Dexter Morgan, a blood-splatter forensic analyst for the Miami police department, goes above and beyond to catch the bad guy. If there is not enough evidence to catch the murderer and put him behind bars for good, Dexter takes care of it himself. However, Dexter’s secret is not that he is a superhero; Dexter Morgan is a serial killer. Here’s the catch, he only kills the bad guys. He fakes a normal life with his girlfriend Rita and his cop sister Deborah, but things become more complicated when a series of murders start to mimic Dexter’s method. As a child, Dexter was found on a brutal crime scene where his mother was murdered. The officer on scene, Harry, became Dexter’s foster father, but it wasn’t long before Harry started to see the beginnings of Dexter’s dark side. Instead of kicking that badness out, Harry trained Dexter to have a conscience and only get those that the law could not get by itself. He was also trained to never get caught.

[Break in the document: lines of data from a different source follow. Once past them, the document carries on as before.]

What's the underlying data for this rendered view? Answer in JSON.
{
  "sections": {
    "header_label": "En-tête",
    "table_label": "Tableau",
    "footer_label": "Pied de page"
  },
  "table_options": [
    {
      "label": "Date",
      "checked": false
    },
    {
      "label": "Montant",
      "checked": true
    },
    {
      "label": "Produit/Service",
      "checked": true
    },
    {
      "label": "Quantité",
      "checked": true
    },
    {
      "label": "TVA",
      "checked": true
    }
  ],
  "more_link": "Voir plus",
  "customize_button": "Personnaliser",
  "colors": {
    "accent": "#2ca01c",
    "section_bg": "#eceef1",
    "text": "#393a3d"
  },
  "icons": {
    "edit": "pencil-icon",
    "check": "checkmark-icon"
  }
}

When this new series of murders seems to be sending messages directly to Dexter that only he can see, it seems that someone might know what Dexter does as a hobby. But with Harry dead who could possibly know besides Dexter? Could it be that Dexter’s training and wiring has blown and he no longer only kills bad guys and just doesn’t know it yet? He better find out quickly when those close to him start becoming targets. The only way to do this is to figure out more about his past before Harry found him at the crime scene and confront that buried past.

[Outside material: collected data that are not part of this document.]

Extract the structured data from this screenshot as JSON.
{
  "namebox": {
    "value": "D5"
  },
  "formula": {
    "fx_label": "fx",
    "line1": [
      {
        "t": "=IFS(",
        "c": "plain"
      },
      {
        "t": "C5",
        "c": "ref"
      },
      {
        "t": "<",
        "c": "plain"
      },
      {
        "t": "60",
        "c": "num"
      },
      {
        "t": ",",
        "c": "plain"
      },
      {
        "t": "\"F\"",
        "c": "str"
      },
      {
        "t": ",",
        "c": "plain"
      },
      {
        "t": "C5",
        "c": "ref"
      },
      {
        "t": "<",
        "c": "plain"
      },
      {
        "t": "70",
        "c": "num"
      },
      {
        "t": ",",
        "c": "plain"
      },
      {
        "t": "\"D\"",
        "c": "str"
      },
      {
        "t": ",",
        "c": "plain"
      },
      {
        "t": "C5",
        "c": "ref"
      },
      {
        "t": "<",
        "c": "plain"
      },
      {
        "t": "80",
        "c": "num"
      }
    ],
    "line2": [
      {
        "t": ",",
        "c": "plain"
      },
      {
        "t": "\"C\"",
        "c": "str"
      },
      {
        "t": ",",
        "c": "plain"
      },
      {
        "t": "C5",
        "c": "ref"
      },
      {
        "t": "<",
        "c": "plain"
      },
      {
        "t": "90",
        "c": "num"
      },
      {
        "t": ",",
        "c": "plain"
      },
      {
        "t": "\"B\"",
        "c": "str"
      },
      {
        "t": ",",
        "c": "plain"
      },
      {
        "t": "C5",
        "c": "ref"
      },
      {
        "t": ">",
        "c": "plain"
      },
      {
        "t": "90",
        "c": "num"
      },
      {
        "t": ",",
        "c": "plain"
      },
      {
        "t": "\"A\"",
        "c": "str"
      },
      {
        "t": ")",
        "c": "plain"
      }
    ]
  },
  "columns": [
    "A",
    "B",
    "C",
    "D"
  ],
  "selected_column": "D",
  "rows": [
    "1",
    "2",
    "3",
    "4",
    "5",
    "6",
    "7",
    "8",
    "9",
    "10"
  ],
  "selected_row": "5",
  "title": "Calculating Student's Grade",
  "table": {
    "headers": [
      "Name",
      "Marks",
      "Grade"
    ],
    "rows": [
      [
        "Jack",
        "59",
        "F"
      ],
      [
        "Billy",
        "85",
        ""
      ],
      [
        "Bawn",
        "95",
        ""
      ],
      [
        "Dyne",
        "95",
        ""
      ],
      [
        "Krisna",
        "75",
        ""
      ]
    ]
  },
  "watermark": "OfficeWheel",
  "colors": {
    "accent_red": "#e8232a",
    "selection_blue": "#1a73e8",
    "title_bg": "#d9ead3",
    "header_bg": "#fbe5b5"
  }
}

In his first book to the series, Jeff Lindsay brilliantly introduces a new point of view that has rarely been seen in literature, that of the serial killer mastermind. He makes it easy to fall for the killer even though Dexter is emotionless and fakes everything to the real world. There is also a fine bunch of characters to interact with in this way, his girlfriend Rita who might be as damaged as him, his foster-sister Deborah desperately trying to move from vice to homicide, a perverted lab forensic lab partner, a female lieutenant constantly flirting with him, and a Sergeant Doakes who may be the only one that suspects Dexter is more than what he seems. The fantastic way Lindsay gets his readers into the head of this serial killer is more than enough to make you enthusiastic for the rest of his series. And the fact that the plot keeps you on the edge of your seat constantly, and each new clever step blows your mind, will keep you flipping through the pages so fast you are in danger of a paper cut.

I would strongly recommend this book as well as Season One of Showtime’s “Dexter” that follows the same plotline. I am a big fan of this book series for its constant originality in a popular genre where that rarely seems the case.

“It is not true we have only one life to love, if we can read, we can live as many lives and as many kinds of lives as we wish.”